The first thing that struck me was the fact that we do not read just a book. What we read is "a certain edition, a specific copy, recognized by the roughness or smoothness of its paper, by its scent, by a slight tear on page 72 and a coffee ring on the right-hand corner of the back cover." (Manguel, 15) The book is specific to each single person, whether we notice or not. If you check out a book from a library, and go back to check out that book again you will look for the exact one that you had before. Another book is not the same, it doesn't feel the same, it weighs different. Even though it is the same text, it is not the same. To feel comfortable, I have actually waited for the exact one I had before to be returned.
Maybe it is the way I make reading that book, or any book in that case, comfortable and unique. When I read I try to keep myself from falling into a brain-dead state or reading myself to sleep. So I try and set up ways to keep this from happening. I set up my office chair and foot-stool and relax and read, set up my bed table and sit against the wall, or if I know that I will be there reading for a while I might pile in on the couch in the music room. In all these cases, I am alone and away, tucked into a room where I wont be interrupted, or sitting somewhere where it is quiet enough for me to sit and think and process what I am reading. Apparently, I am not alone in this reasoning. "Emerson believed that reading a book was a private and solitary business." (53) Even Edith Wharton was known for making her bed into an area where she could read, write, and sometimes ate. (160) Not only these but there are cases like the Greek kline (154), the Roman bed for reading and writing (154), and even the monk reading in his cell. (155-156) All of these spreading over centuries or decades, but showing reading as I do it now, in my own home.
One thing that surprised me was about reading silently. In some cases it was looked down upon, but in others, or in later years it was built upon. I do understand that is would be looked down upon in certain cases, since "reading out loud is not a private act, [so] the choice of reading material should be socially acceptable to both the reader and the audience."(122) I for one, would not be able to stand it if everyone read out loud today. I have enough issues with distractions while i am reading now, and that it is in the quietest environment i can achieve.
The favorite part that I read was something that stayed with me after I finished, and I had to go back and read it again. I, myself, have never been to a huge library. The only ones I have been to were at the schools I've been at, or the one at the other University, but I have always wanted to go to one of the big world known libraries. This getting farther from what I am wanting to put, I will come back. The last paragraph on page 199, struck me in a way that I did not expect. I pictured this library of books, rooms, shelves, and computer catalouges just as it was depicting. When I reached the last part of the paragraph I wasn't sure what to think. I had to go back and read it a couple of times to drive into my comprehension what I was thinking.
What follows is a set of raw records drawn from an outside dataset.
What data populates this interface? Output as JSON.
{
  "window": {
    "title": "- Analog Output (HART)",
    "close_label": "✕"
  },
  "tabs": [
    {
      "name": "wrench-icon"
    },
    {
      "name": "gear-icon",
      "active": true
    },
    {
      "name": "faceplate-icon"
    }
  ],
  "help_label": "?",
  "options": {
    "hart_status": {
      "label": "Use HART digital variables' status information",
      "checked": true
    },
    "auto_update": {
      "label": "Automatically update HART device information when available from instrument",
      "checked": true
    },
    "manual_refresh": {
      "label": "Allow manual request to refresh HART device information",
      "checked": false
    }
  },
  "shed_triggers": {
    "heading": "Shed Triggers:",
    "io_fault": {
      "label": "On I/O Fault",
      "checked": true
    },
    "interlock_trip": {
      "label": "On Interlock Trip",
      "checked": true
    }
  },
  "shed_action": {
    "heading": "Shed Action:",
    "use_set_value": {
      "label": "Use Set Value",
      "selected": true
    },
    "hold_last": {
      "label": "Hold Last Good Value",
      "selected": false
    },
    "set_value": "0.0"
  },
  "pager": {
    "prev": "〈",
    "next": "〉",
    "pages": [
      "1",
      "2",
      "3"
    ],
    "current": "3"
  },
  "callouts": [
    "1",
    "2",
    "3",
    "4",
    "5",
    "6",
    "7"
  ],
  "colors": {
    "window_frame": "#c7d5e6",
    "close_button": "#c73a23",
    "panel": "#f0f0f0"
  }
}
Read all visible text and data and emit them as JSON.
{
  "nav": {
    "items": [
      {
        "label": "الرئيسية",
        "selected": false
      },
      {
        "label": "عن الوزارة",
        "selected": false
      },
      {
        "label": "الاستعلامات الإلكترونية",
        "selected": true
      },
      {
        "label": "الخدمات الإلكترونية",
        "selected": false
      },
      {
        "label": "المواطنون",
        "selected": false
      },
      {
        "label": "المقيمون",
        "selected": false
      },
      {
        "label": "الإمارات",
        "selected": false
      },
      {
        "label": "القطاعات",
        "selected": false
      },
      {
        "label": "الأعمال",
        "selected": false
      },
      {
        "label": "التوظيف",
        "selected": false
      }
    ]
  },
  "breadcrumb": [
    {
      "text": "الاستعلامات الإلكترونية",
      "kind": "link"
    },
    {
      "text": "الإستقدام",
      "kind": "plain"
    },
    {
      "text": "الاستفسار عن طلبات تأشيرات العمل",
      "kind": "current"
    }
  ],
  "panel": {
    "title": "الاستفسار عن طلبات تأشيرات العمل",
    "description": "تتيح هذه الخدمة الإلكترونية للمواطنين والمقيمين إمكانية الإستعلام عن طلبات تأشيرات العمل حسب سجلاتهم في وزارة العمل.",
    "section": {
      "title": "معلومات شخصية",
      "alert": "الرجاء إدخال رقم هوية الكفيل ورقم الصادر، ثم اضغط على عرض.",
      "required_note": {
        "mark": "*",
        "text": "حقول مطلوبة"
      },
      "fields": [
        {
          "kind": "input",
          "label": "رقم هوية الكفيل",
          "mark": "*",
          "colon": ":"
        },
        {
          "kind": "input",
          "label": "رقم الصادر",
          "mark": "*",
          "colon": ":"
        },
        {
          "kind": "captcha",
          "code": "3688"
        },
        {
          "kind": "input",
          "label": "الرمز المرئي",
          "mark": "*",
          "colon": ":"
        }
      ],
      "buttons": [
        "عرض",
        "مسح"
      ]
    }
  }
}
It wasn't that "the reader" has to "rescue the book from the category where it was condemned," but the fact that every time I go to the library I know exactly what I am searching for (if not exactly I have an idea). I would be doing research for something, but the idea of rescuing seemed odd to me. In my mind "rescue" goes hand in hand with a dangerous situation or something that is lost. Here It seemed to mean that it didn't belong where it had been placed, but it could also mean to rescue the books that we passed looking for a certain book.
The first thing that struck me was the fact that we do not read just a book. What we read is "a certain edition, a specific copy, recognized by the roughness or smoothness of its paper, by its scent, by a slight tear on page 72 and a coffee ring on the right-hand corner of the back cover." (Manguel, 15) The book is specific to each single person, whether we notice or not. If you check out a book from a library, and go back to check out that book again you will look for the exact one that you had before. Another book is not the same, it doesn't feel the same, it weighs different. Even though it is the same text, it is not the same. To feel comfortable, I have actually waited for the exact one I had before to be returned.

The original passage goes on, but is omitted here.